La technologie photovoltaïque est une technologie simple et directe, à la portée de tous les pays dans des conditions égales. La différence de prix produit par kilowattheure (KWh) est générée par deux facteurs : les heures d’ensoleillement et la disponibilité du territoire pour pouvoir profiter des économies d’échelle. De ces deux conditions, l’Espagne est le pays européen le mieux placé. Pour se faire une idée, supposons qu’en Allemagne, les heures de fonctionnement moyennes d’une usine sont inférieures à 1 000 heures, alors qu’en Espagne, elles sont de 1 900. Cela implique que nous devrions pouvoir produire de l’électricité à moitié prix.

Le monde entame sa quatrième révolution industrielle, basée, selon la définition du Forum économique mondial, sur une fusion de technologies aux frontières floues entre le physique, le numérique et le biologique.

Pour la première fois, notre pays fait face à une révolution industrielle avec un avantage concurrentiel sur le prix de l’électricité. C’est un atout qui devrait faire parler plus souvent de nouvelles implantations industrielles que de délocalisations, notamment dans le cas d’applications industrielles électro-intensives.

Mais ce processus n’est pas sans difficultés pour que nous en profitions correctement. Pour des raisons d’équilibre territorial et de justice, ces investissements devraient donner la priorité aux régions de notre territoire dans lesquelles se déroulent davantage de projets d’énergie solaire et qui coïncident généralement avec l’Espagne rurale. Nous devons faire en sorte que les régions qui étaient jusqu’à présent une source d’émigration deviennent des destinations pour l’immigration.

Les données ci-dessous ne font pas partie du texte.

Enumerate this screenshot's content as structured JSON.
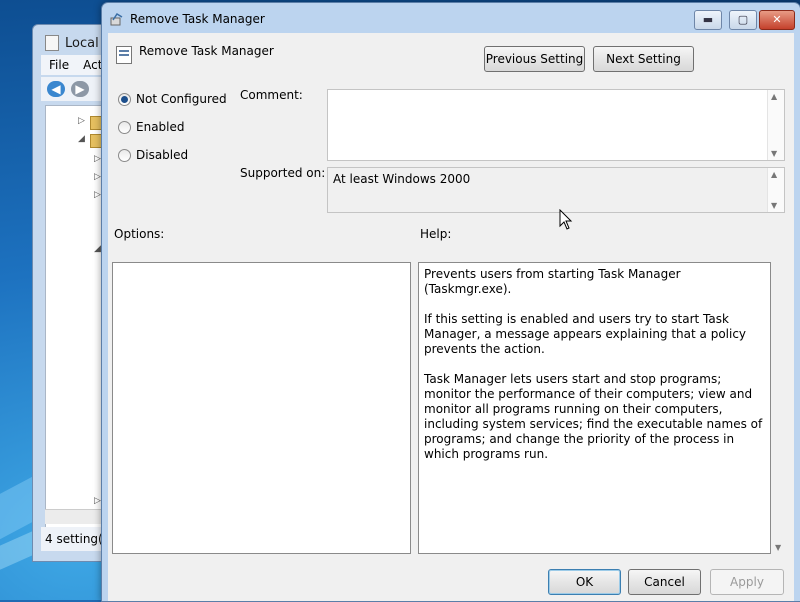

Nous ne devons pas non plus perdre l’importante acceptation sociale dont notre technologie a bénéficié jusqu’à présent. Pour cela, la responsabilité dans le comportement tant des entreprises que des dirigeants politiques, des acteurs sociaux et des médias est essentielle. Les positions de néo-déni ne peuvent pas mettre cette opportunité en danger de manière injustifiée. Et il faut aussi disposer de systèmes de tarification de l’énergie produite qui, tout en permettant aux consommateurs industriels de bénéficier de la compétitivité de l’énergie solaire, donnent un signal prix suffisant pour inciter à l’investissement.

Afin de développer pleinement ce potentiel, nous devons augmenter l’électrification et réguler correctement le stockage et la production d’hydrogène dans les meilleurs délais, ainsi que des procédures administratives agiles qui facilitent l’implantation de ces nouvelles entreprises. Enfin, le Plan national de l’énergie et du climat (PNIEC) devrait être revu de manière réaliste en fonction de ce nouveau scénario, en portant l’objectif à une fourchette comprise entre 55 et 65 gigawatts (GW) d’ici 2030.

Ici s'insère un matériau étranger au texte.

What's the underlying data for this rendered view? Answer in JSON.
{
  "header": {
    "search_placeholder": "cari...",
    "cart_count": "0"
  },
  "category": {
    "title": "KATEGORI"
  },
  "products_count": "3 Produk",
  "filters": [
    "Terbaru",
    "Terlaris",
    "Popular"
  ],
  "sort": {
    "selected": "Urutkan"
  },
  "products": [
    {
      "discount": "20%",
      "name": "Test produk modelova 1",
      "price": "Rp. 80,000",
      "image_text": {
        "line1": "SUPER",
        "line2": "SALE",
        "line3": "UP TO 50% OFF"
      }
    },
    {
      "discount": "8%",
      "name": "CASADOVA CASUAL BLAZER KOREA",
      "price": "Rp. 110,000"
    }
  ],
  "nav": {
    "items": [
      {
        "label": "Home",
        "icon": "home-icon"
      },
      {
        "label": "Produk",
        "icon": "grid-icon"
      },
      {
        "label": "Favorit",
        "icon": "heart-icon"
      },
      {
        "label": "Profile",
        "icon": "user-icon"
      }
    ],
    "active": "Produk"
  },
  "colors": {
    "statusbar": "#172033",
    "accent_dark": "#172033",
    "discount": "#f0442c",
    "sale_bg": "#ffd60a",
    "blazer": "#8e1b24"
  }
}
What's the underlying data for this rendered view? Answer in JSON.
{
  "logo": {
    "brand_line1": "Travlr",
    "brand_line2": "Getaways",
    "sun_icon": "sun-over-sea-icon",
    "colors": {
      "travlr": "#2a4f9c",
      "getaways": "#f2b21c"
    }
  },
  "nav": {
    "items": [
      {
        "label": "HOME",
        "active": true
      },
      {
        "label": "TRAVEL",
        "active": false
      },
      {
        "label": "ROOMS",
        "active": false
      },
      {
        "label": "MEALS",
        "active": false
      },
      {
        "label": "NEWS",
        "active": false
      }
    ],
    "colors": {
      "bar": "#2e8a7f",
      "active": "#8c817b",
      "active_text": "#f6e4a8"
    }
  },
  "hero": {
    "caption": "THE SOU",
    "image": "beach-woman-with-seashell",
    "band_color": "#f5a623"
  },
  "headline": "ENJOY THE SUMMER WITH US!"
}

En plus de produire une industrialisation indirecte par l’attraction de nouveaux investissements, nous devons également favoriser une industrialisation directe de la chaîne de valeur photovoltaïque. Les cygnes noirs que j’évoquais au début nous ont montré que les dystopies existent et peuvent se répéter. La consolidation des énergies renouvelables comme source primaire de production d’électricité fait du concept de géostratégie énergétique celui de techno-stratégie énergétique. Et ce n’est pas important de contrôler certaines régions du monde pour leur capacité à produire du pétrole ou du charbon, l’important est de contrôler la technologie qui nous permet de profiter du soleil ou du vent qui est commun à tous les pays.

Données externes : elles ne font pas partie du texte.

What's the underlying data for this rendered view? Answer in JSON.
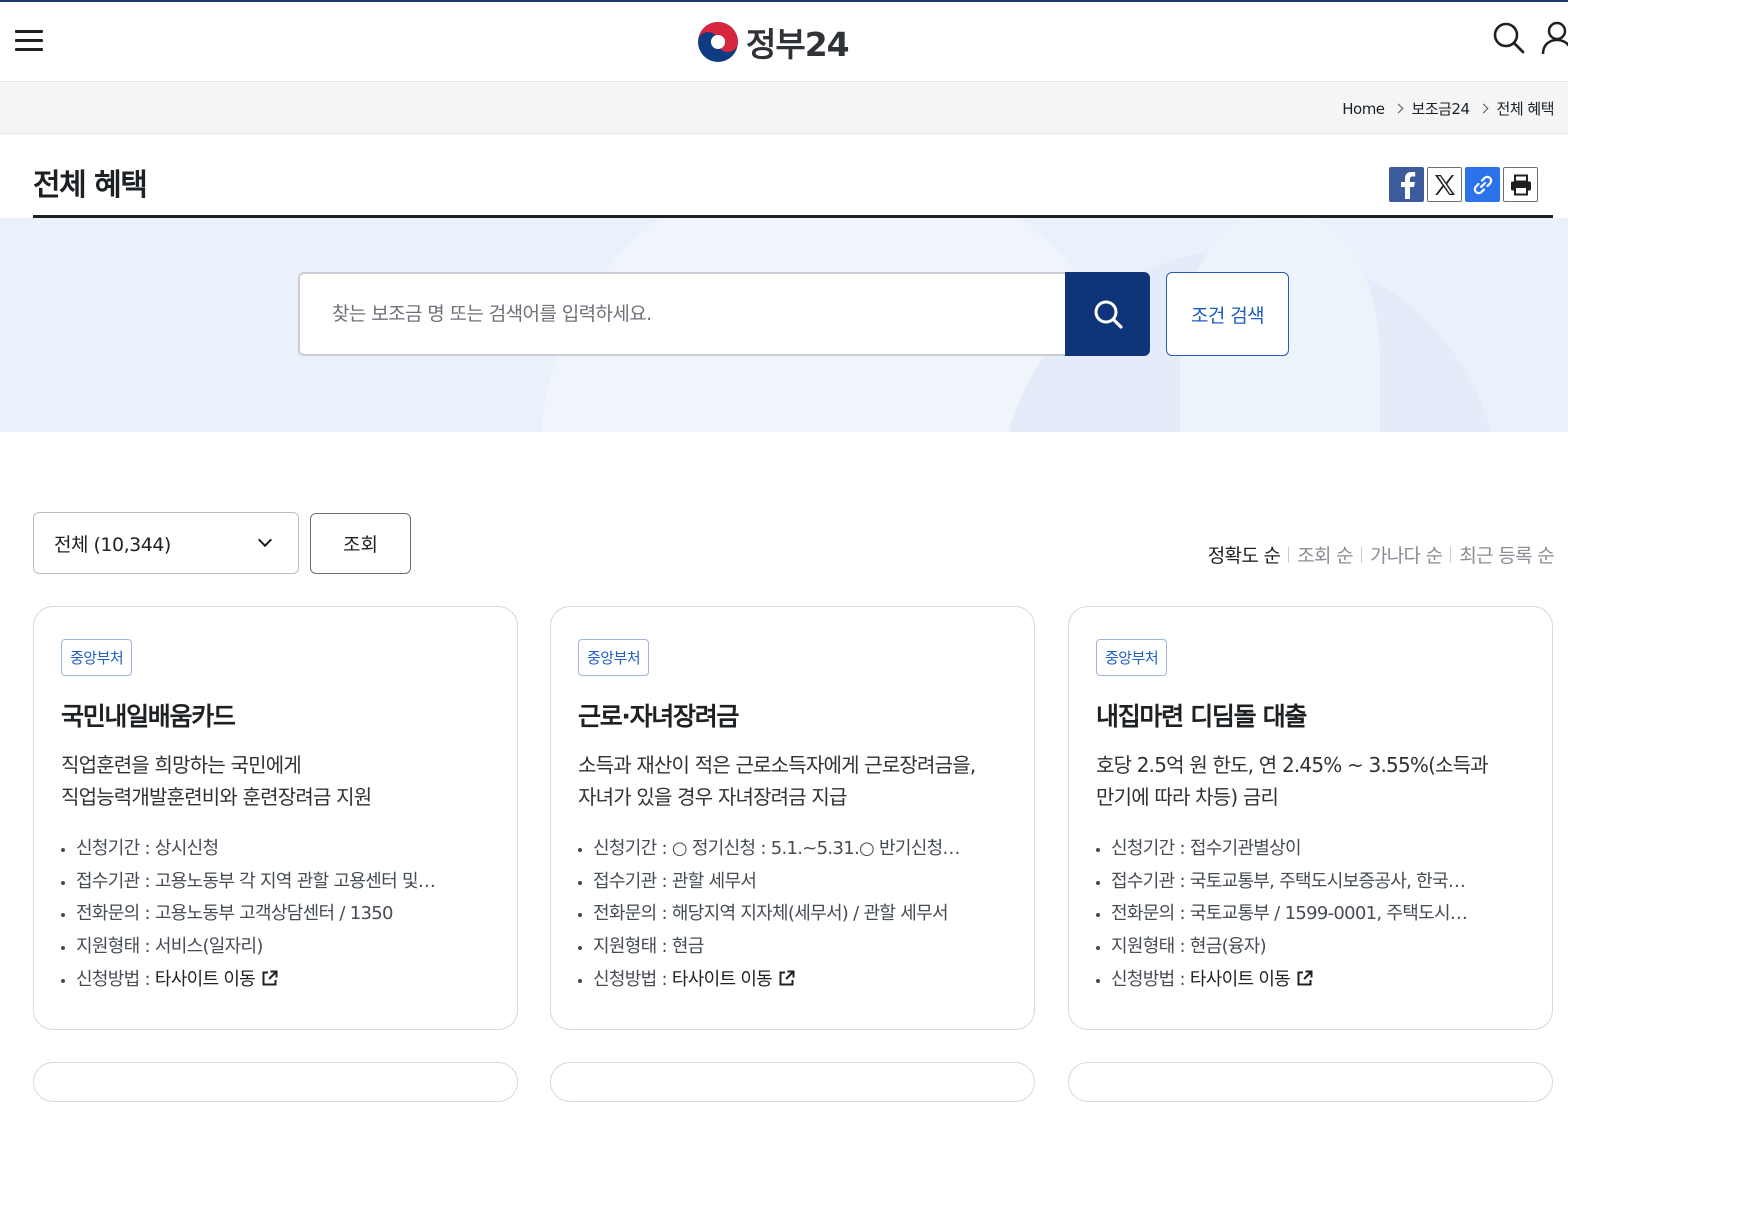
{
  "header": {
    "logo_text": "정부24"
  },
  "breadcrumb": [
    "Home",
    "보조금24",
    "전체 혜택"
  ],
  "page": {
    "title": "전체 혜택"
  },
  "search": {
    "placeholder": "찾는 보조금 명 또는 검색어를 입력하세요.",
    "condition_label": "조건 검색"
  },
  "filter": {
    "selected": "전체 (10,344)",
    "query_label": "조회"
  },
  "sort": [
    "정확도 순",
    "조회 순",
    "가나다 순",
    "최근 등록 순"
  ],
  "cards": [
    {
      "badge": "중앙부처",
      "title": "국민내일배움카드",
      "desc_line1": "직업훈련을 희망하는 국민에게",
      "desc_line2": "직업능력개발훈련비와 훈련장려금 지원",
      "info": [
        {
          "label": "신청기간 : ",
          "value": "상시신청"
        },
        {
          "label": "접수기관 : ",
          "value": "고용노동부 각 지역 관할 고용센터 및…"
        },
        {
          "label": "전화문의 : ",
          "value": "고용노동부 고객상담센터 / 1350"
        },
        {
          "label": "지원형태 : ",
          "value": "서비스(일자리)"
        },
        {
          "label": "신청방법 : ",
          "value": "타사이트 이동"
        }
      ]
    },
    {
      "badge": "중앙부처",
      "title": "근로·자녀장려금",
      "desc_line1": "소득과 재산이 적은 근로소득자에게 근로장려금을,",
      "desc_line2": "자녀가 있을 경우 자녀장려금 지급",
      "info": [
        {
          "label": "신청기간 : ",
          "value": "○ 정기신청 : 5.1.~5.31.○ 반기신청…"
        },
        {
          "label": "접수기관 : ",
          "value": "관할 세무서"
        },
        {
          "label": "전화문의 : ",
          "value": "해당지역 지자체(세무서) / 관할 세무서"
        },
        {
          "label": "지원형태 : ",
          "value": "현금"
        },
        {
          "label": "신청방법 : ",
          "value": "타사이트 이동"
        }
      ]
    },
    {
      "badge": "중앙부처",
      "title": "내집마련 디딤돌 대출",
      "desc_line1": "호당 2.5억 원 한도, 연 2.45% ~ 3.55%(소득과",
      "desc_line2": "만기에 따라 차등) 금리",
      "info": [
        {
          "label": "신청기간 : ",
          "value": "접수기관별상이"
        },
        {
          "label": "접수기관 : ",
          "value": "국토교통부, 주택도시보증공사, 한국…"
        },
        {
          "label": "전화문의 : ",
          "value": "국토교통부 / 1599-0001, 주택도시…"
        },
        {
          "label": "지원형태 : ",
          "value": "현금(융자)"
        },
        {
          "label": "신청방법 : ",
          "value": "타사이트 이동"
        }
      ]
    }
  ]
}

En Espagne, nous avons une chaîne de valeur capable de produire 65 % du coût de production d’une centrale photovoltaïque. Mais les 35% restants sont les panneaux, dont nous avons une forte dépendance vis-à-vis de l’Asie. Nous avons le défi d’avoir la capacité de fabriquer toute la chaîne de valeur en Espagne dans des conditions compétitives. Tout comme nous parlions précédemment du concept de réserve stratégique de pétrole, nous devons maintenant parler de réserve technologique stratégique.

Ce cygne vert nous offre une opportunité historique. Profitons-en.